U.K. Hires JPMorgan to Provide Bank-Privatization Advice (Bloomberg)
The U.K. hired JPMorgan Chase & Co., whose senior advisers include former Prime Minister Tony Blair, as it accelerates efforts to reduce its stakes in Lloyds Banking Group Plc and Royal Bank of Scotland Group Plc. “JPMorgan Cazenove will provide ad hoc input which will complement UKFI’s expertise in devising strategies for realizing value for the government’s shareholdings in the banks,” U.K. Financial Investments Ltd., the body that oversees the government’s stakes in the lenders, said in a statement today. “This appointment does not involve any commitment in relation to other roles at any other time and UKFI intends to review this appointment on a periodic basis.”
Apache to Sell Gulf of Mexico Shelf Unit for $3.75 Billion (DealBook)

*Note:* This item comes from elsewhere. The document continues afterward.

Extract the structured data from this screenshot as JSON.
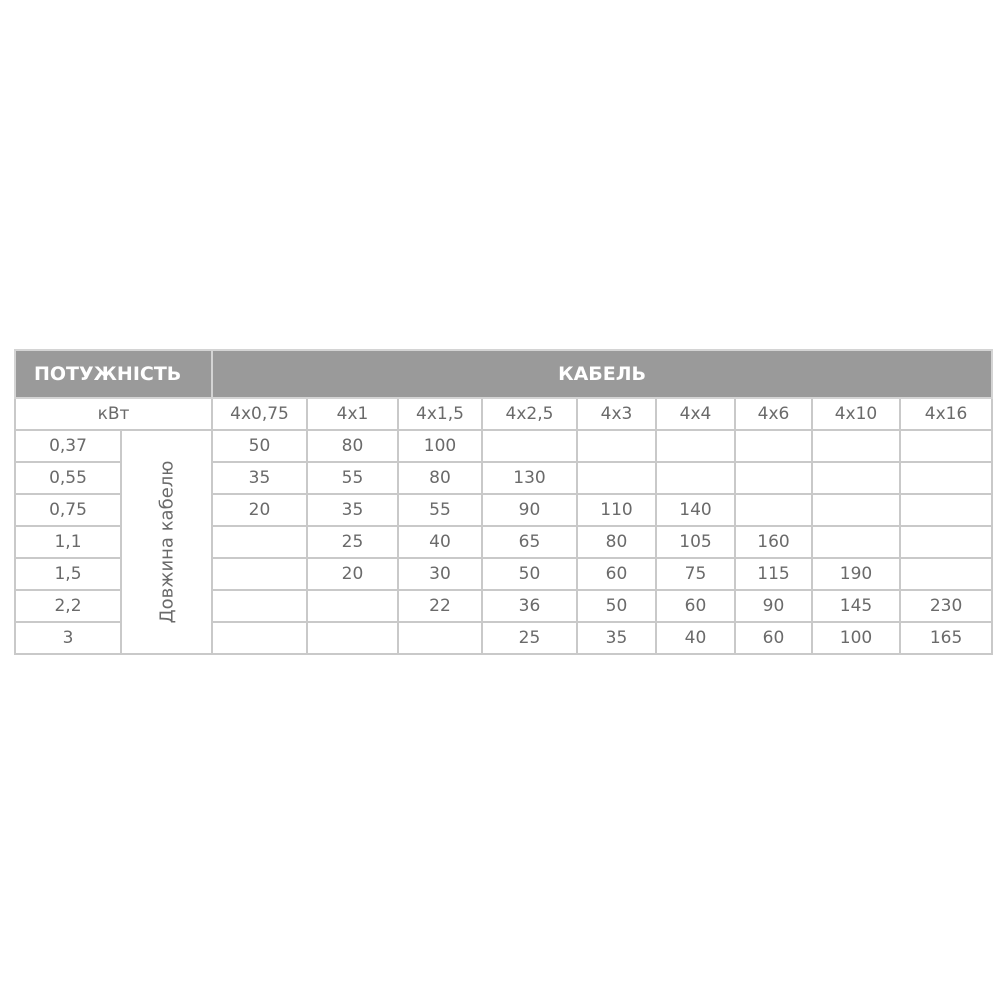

The Apache Corporation agreed to sell its business in the Gulf of Mexico’s shelf to a portfolio company owned by the private equity firm Riverstone Holdings for about $3.75 billion. The buyer, Riverstone’s Fieldwood Energy, is buying a business with 239 millions of barrels of oil equivalent in reserves at the end of last year, more than half of which is oil and 75 percent of which is already developed.
Chateau Latour 2003 Bordeaux Rebounds in London (Bloomberg)
A case of 2003 Chateau Latour, a Bordeaux first-growth wine estate, sold for 7,350 pounds ($11,190) on Liv-ex, marking a 5 percent gain from this year’s February low while remaining within its 2013 trading range. Yesterday’s deal compared with the 7,165 pounds paid for a similar case the previous day, and left the vintage still trading 29 percent below the 10,300 pound record it reached in July 2011, when demand for top Bordeaux was peaking.
Stephen Colbert Grills Eliot Spitzer, Declares 'This Ain't Charlie Rose, Motherf**ker' (HuffPo)
[Spitzer] was asked by Stephen Colbert if forgiving voters signal the "slow decay of our moral values." As Spitzer laughed the question off, Colbert declared, "This ain't Charlie Rose, motherf**ker!" "Shouldn't the job of comptroller go to someone who has shown a modicum of self-comptrol?" The comedy host asked Spitzer. "Why should the people trust you?"